Zero-Tolerance Policy
In South America it’s getting dangerous to be publicly prolife these days. Abortion advocates are becoming increasingly vociferous and violent in their insistence that no one has a right to disagree with them. In Brazil and Argentina, where the majority of citizens are at least nominally Catholic, those pushing for the legalization of abortion have turned to intimidation tactics.
In Brazil, three Catholic bishops — Luiz Gonzaga Bergonzini of Guarulhos, Benedito Beni Dos Santos of Lorena, and Nelson Westrupp of Santo André — received anonymous death threats for defending the right to life and for denouncing the pro-abortion position of former Marxist rebel Dilma Rousseff and the Workers Party during the 2010 presidential campaign. (Rousseff won the election, becoming the first woman to be elected president of Brazil.) In 2007 Rousseff called for the legalization of abortion, and her liberal, anti-Catholic views are well documented.
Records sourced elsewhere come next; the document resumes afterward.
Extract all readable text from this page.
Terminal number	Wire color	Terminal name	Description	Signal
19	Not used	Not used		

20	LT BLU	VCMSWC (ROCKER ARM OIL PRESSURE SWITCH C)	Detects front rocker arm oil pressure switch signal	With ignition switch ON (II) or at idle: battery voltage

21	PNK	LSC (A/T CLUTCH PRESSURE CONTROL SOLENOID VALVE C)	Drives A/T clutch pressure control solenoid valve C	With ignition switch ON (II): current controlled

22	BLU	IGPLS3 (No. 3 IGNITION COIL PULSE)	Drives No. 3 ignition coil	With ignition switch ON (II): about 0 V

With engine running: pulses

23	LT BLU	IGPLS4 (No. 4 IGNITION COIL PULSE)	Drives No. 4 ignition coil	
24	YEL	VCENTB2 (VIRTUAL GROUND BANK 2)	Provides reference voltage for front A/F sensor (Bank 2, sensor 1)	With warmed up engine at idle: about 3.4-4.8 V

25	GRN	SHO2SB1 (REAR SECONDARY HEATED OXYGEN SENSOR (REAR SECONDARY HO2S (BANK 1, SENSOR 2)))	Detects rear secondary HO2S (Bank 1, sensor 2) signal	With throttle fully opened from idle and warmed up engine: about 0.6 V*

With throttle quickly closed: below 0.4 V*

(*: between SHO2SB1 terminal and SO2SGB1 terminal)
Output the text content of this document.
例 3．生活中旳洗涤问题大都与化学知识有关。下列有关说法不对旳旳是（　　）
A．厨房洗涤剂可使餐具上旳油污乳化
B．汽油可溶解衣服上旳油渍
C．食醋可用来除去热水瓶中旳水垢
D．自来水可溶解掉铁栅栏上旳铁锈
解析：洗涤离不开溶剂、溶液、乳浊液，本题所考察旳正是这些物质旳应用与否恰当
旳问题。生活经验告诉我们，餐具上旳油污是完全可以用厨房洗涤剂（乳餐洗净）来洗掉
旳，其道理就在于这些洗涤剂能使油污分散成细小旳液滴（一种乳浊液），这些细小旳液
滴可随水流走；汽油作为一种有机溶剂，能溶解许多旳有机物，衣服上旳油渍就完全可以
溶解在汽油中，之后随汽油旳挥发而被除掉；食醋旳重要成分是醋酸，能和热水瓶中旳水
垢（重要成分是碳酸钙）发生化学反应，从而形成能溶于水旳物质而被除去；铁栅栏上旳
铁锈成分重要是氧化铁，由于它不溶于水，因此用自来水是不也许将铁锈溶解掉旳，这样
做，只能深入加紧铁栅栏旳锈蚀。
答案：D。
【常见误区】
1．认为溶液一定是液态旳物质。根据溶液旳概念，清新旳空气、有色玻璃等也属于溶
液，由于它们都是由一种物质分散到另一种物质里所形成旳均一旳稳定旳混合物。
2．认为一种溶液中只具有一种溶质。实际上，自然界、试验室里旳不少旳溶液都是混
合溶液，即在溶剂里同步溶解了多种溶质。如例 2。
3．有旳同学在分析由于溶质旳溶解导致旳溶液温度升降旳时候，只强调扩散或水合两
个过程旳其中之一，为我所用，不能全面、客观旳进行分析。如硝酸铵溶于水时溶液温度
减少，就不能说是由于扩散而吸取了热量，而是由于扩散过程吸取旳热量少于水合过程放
Down in Argentina, where feminist Cristina Fernández de Kirchner is the nation’s second female president, violent attacks by pro-abortion feminists at the National Women’s Conference (NWC) in October left fifty women injured and one hospitalized. Argentina’s NWC is an annual meeting of women who support abortion-on-demand, same-sex marriage, and free access to birth control, including abortifacients. Dr. Roberto Castellano, president of Pro-Life, a nongovernmental organization, told Catholic News Agency (CNA; Oct. 27) that during the conference the feminists engaged in threats and the destruction of business and public property. Prolife women who attended the event were physically attacked and forced to leave. He also pointed out that their actions were ignored by the vast majority of local and national news media.
The November edition of the Argentinean Catholic magazine Familia y Vida (Family & Life) was the only media outlet to provide any substantial coverage of the affair. According to a translation by CNA (Oct. 29), the Spanish-language magazine detailed “how pro-abortion groups sought to expel women who were identified as Catholics from a workshop in which the issue of abortion was debated, to keep them from voicing their opinions.”